Rhünda. Kein Einsehen hatte der Wettergott mit den Teilnehmern am Zeltlager der Kreisjugendfeuerwehr Melsungen in Rhünda. Pünktlich zum Beginn der Wettkämpfe am Samstag öffnete der Himmel seine Schleusen und es regnete wie aus Kübeln.

Beim Pokalspiel am Freitag hatten die Jugendlichen noch Glück, denn es blieb trocken. Doch den 530 Jugendfeuerwehrleuten mit ihren Betreuern und den 20 Schiedsrichtern machte das Wetter nichts aus. Schließlich haben die Feuerwehrleute Wasser ja zum Löschen nötig.

Das Pokalspiel trug den bezeichnenden Namen Wasserballonbasketball. Wasser musste mit Bechern und Schläuchen transportiert werden, bevor es in Luftballons gefüllt wurde. Diese Luftballons landeten dann in einem Speisfass, wo die Wassermenge gemessen wurde.

Der Bundeswettkampf am Samstag, der aus Löschangriff (A-Teil) und Staffellauf (B-Teil) besteht, wurde ohne witterungsbedingte Zeitverzögerung vor der Kulisse der Altenburg auf dem Sportplatz in Rhünda ausgetragen. Alle Mannschaften waren mit großem Eifer dabei, um am Sonntag bei der Siegerehrung einen der begehrten Pokale mit nach Hause zu nehmen.

Zeltlager der Kreisjugendfeuerwehr Melsungen

Wie der neue Kreisjugendfeuerwehrwart Christian Müller (Grebenau) sagte, nahmen 38 Mannschaften aus 36 Jugendfeuerwehren an den Wettkämpfen teil. Sie hätten alle gute Leistungen gezeigt. Besonders beim Löschangriff habe sich der gute Ausbildungsstand der Jugendfeuerwehren gezeigt.
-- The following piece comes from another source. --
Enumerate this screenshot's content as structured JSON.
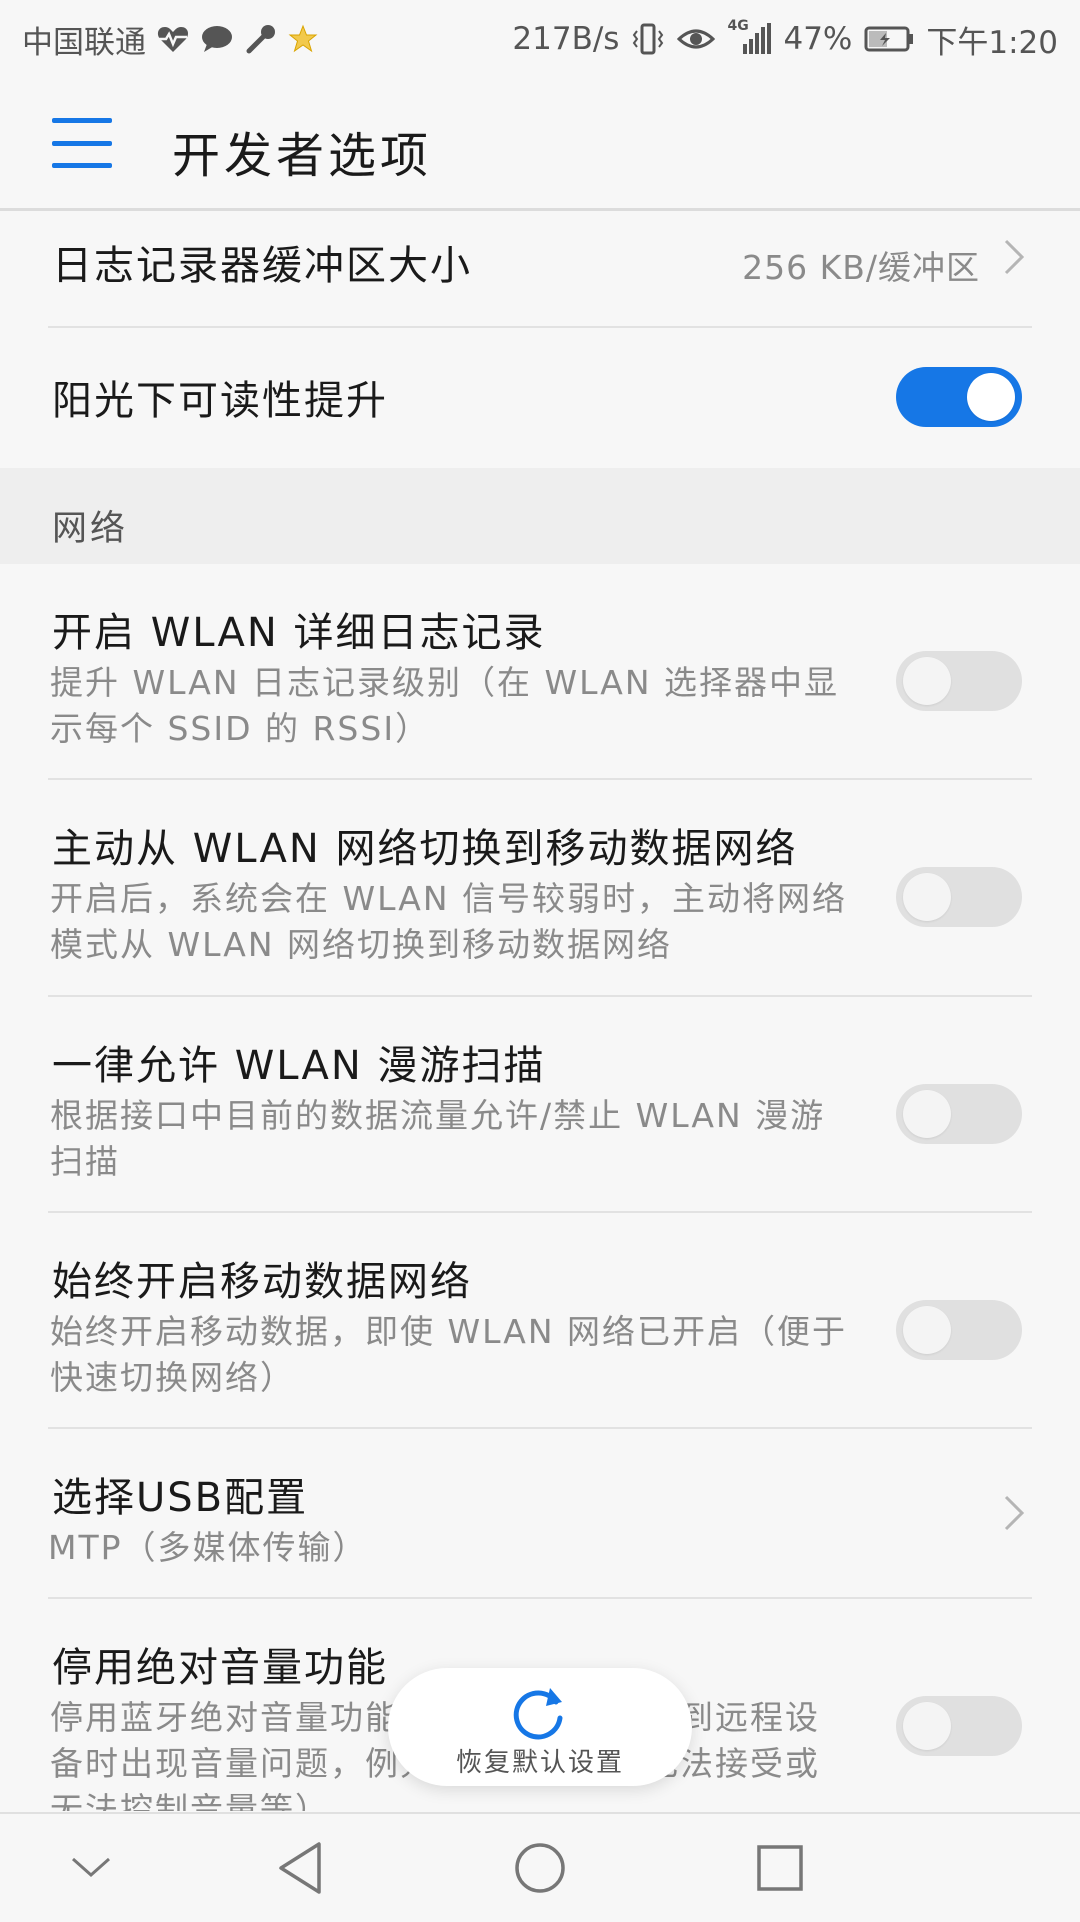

Die Freiwillige Feuerwehr Rhünda hatte den Sportplatz und die angrenzenden Wiesen entsprechend hergerichtet, damit an diesem Wochenende eine kleine Zeltstadt mit fast 50 Zelten, aber auch 10 Dixi-Häuschen entstehen konnte. Über zwei Wochen waren die Mannen um Wehrführer Ralf Stumpf mit den Vorbereitungen beschäftigt.

Für Verpflegung sorgten in bewährter Form ehrenamtliche Helfer vom Roten Kreuz Körle-Guxhagen. Wie Küchenchef Michael Oetzel sagte, wurden allein für ein Mittagessen 75 Kilogramm Nudeln, 70 Kilogramm Gehacktes und 15 Kilo Zwiebeln verbraucht. Für Vegatarier gab es eine Gemüsesoße zu den Nudeln. Leer gegessene Teller zeugten vom guten Geschmack des Essens.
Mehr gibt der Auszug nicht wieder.